そして、YAHOO!JAPANのホームページは、本願の出願前に日本国内で広く知られていたものであるから、上記発明は、本願の出願前に日本国内において公然実施をされた発明である。(以下、「公然実施をされた発明」という。)
なお、原審では、上記「公然実施をされた発明」を「刊行物記載の発明」として認定しているが、どちらにしても特許法第29条第2項を適用することに違法性はないので、以下、「公然実施をされた発明」として対比判断する。
(6)補正後の発明(以下、「前者」という。)と、上記公然実施をされた発明(以下、「後者」という。)とを対比すると、
後者の「各々の県のポータルサイト」は、「都道府県」のページからリンクが張られていて、各々県単位で地域情報に関するサイトにリンクし各々異なる情報を提供するのであるから、後者の「各々の県のポータルサイト」は、前者の「関連ポータルサイト」に相当する。
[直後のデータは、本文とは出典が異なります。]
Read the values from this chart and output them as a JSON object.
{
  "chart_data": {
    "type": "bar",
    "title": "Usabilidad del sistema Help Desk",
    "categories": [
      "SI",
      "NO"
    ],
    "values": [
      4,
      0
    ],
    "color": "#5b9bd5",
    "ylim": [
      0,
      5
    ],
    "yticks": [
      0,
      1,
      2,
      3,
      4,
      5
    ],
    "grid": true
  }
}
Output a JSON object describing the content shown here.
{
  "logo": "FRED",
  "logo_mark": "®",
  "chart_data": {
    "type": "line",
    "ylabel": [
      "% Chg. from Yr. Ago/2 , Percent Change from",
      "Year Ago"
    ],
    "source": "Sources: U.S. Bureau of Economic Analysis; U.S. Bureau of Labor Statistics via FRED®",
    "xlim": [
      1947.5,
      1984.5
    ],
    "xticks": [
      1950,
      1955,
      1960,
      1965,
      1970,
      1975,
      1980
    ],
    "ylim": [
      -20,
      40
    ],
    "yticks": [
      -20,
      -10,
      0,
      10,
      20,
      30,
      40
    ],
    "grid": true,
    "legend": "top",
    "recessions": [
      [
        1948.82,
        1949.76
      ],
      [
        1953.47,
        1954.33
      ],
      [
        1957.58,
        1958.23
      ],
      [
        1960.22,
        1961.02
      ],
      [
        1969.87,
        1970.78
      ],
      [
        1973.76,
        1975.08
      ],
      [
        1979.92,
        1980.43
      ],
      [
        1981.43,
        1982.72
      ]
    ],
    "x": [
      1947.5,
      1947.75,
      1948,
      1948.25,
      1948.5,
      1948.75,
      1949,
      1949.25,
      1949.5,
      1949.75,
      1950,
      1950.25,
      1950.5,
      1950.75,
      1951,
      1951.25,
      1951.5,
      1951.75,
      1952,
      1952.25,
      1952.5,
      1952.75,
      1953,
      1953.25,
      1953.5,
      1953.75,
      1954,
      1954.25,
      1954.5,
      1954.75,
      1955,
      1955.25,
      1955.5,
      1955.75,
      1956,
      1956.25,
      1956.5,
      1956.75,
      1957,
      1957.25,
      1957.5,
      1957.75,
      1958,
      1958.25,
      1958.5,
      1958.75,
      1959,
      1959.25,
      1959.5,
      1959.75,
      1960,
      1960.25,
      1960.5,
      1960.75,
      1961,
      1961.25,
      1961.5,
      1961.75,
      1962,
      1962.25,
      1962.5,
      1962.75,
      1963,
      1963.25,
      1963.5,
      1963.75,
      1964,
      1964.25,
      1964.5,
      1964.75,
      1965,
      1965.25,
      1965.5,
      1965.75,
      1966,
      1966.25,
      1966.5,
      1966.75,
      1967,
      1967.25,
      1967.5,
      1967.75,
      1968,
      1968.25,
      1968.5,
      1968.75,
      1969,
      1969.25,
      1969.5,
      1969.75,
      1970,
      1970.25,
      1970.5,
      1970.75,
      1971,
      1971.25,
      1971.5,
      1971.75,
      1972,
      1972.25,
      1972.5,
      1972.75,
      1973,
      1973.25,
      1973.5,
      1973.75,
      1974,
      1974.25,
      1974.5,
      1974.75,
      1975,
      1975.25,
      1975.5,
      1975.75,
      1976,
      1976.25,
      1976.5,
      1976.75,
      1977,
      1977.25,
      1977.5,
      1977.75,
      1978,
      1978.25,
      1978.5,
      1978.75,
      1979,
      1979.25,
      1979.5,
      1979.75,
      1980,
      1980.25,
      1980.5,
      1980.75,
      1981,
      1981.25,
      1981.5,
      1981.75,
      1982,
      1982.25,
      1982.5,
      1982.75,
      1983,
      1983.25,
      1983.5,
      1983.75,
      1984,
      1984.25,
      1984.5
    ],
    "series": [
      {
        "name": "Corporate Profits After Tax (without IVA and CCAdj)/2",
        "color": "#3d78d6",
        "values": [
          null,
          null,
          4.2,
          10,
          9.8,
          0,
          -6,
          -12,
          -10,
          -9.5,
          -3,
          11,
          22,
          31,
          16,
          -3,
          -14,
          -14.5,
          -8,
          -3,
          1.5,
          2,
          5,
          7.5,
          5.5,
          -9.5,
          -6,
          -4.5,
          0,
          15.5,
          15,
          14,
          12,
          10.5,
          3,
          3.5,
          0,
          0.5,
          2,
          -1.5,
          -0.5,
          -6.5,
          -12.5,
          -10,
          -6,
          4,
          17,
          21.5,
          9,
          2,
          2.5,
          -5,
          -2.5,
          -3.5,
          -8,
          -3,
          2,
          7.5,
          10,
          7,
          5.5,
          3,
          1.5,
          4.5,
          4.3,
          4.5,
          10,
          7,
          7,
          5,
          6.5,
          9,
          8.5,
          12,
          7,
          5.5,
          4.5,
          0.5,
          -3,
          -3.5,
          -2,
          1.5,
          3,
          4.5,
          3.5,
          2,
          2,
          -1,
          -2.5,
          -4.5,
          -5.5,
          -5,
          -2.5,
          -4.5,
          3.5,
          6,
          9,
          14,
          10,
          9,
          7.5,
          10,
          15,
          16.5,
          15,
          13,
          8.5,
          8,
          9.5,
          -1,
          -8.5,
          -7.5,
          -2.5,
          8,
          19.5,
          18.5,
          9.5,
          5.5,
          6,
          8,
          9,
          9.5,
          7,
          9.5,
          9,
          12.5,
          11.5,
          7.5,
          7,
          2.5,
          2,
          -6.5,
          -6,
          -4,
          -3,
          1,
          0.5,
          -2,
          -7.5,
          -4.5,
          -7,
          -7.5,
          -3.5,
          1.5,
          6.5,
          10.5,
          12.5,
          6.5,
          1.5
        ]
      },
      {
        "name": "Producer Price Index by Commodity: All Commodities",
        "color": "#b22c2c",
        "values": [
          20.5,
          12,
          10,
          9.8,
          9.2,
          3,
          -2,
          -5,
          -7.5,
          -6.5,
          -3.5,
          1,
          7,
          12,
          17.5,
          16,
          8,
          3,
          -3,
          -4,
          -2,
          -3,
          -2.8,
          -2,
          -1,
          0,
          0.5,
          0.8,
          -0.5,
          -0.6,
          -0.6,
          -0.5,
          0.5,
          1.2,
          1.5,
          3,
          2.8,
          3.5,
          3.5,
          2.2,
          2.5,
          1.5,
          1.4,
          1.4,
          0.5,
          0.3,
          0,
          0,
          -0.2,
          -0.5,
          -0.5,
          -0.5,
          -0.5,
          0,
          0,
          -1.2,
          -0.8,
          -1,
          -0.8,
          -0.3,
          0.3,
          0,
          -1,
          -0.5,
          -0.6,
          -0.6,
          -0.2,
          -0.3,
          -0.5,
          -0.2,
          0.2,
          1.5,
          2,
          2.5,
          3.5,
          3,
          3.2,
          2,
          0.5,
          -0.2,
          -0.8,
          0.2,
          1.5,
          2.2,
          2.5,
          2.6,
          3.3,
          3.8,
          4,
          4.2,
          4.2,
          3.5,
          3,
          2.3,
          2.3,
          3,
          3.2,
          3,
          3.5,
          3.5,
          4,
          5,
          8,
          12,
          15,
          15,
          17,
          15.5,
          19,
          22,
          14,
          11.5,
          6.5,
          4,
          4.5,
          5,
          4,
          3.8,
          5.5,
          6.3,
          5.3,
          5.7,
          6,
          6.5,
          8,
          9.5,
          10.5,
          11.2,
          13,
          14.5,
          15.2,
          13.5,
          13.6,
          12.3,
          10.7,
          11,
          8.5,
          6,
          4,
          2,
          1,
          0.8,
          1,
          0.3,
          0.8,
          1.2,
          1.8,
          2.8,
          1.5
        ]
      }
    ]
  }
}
また、後者のものも、各々の県のポータルサイトは都道府県のページからリンクが張られていて、各々の県のポータルサイトから都道府県のページを介して何れの県のポータルサイトにも移行できることが、明らかであるから、後者の「各県毎の各々の県のポータルサイトは都道府県のページからリンクが張られている」との構成は、前者の「関連ポータルサイトは所望の県の関連ポータルサイトに、何れの各関連ポータルサイトからも移行可能とした」との構成に相当する。
そうすると、両者は、
「インターネット上の複数のサイトにリンクが張られたポータルサイトを介した情報検索システムにおいて、所定のテーマに関する情報について複数の情報サイトにリンクされているとともに、各々県単位で地域情報に関するサイトにリンクし各々異なる情報を提供するポータルサイトを関連ポータルサイトとして設け、この関連ポータルサイトは所望の県の関連ポータルサイトに、何れの各関連ポータルサイトからも移行可能としたことを特徴とする情報検索システム。」
である点で一致し、次の点で相違している。
[相違点1]
前者では、「各関連ポータルサイトは互いに同じ表示構成の画面を有し、互いに同一カテゴリー内の異なる所定のテーマ毎に構成され」ているのに対して、後者では、そうでない点。
[相違点2]
所望の県の関連ポータルサイトに、何れの各関連ポータルサイトからも移行可能とした構成に関して、前者では、何れの各関連ポータルサイトからも「直接移行可能」であるのに対して、後者では、何れの各関連ポータルサイトからも都道府県のページを介して移行可能である点。
[相違点3]
前者では、「関連ポータルサイトの各々同じ表示構成の画面内の上方に、複数の県名が記載され他の県の関連ポータルサイトへ画面を切り替える地域選択部のクリックボタンと、選択した県のポータルサイトに画面を切り替えるクリックボタンとを各々設け、各関連ポータルサイトの画面上方の、県名選択用のクリックボタンに画面上のポインタをあわせてクリック操作し、画面切り替え用のクリックボタンをクリック操作することにより、」所望の県の関連ポータルサイトに、移行可能としているのに対して、後者では、そうでない点。
(7)上記相違点について検討すると、
[相違点1]について
サイトの表示構成をどのように設計するかは、サイトのデザインに関することであり、技術的事項ではないが、人が目で見る文書等を同じような様式にフォーマット化して見やすくすることは、普通に行われていることであり、インターネットのサイトの表示構成でも当然考えられることである。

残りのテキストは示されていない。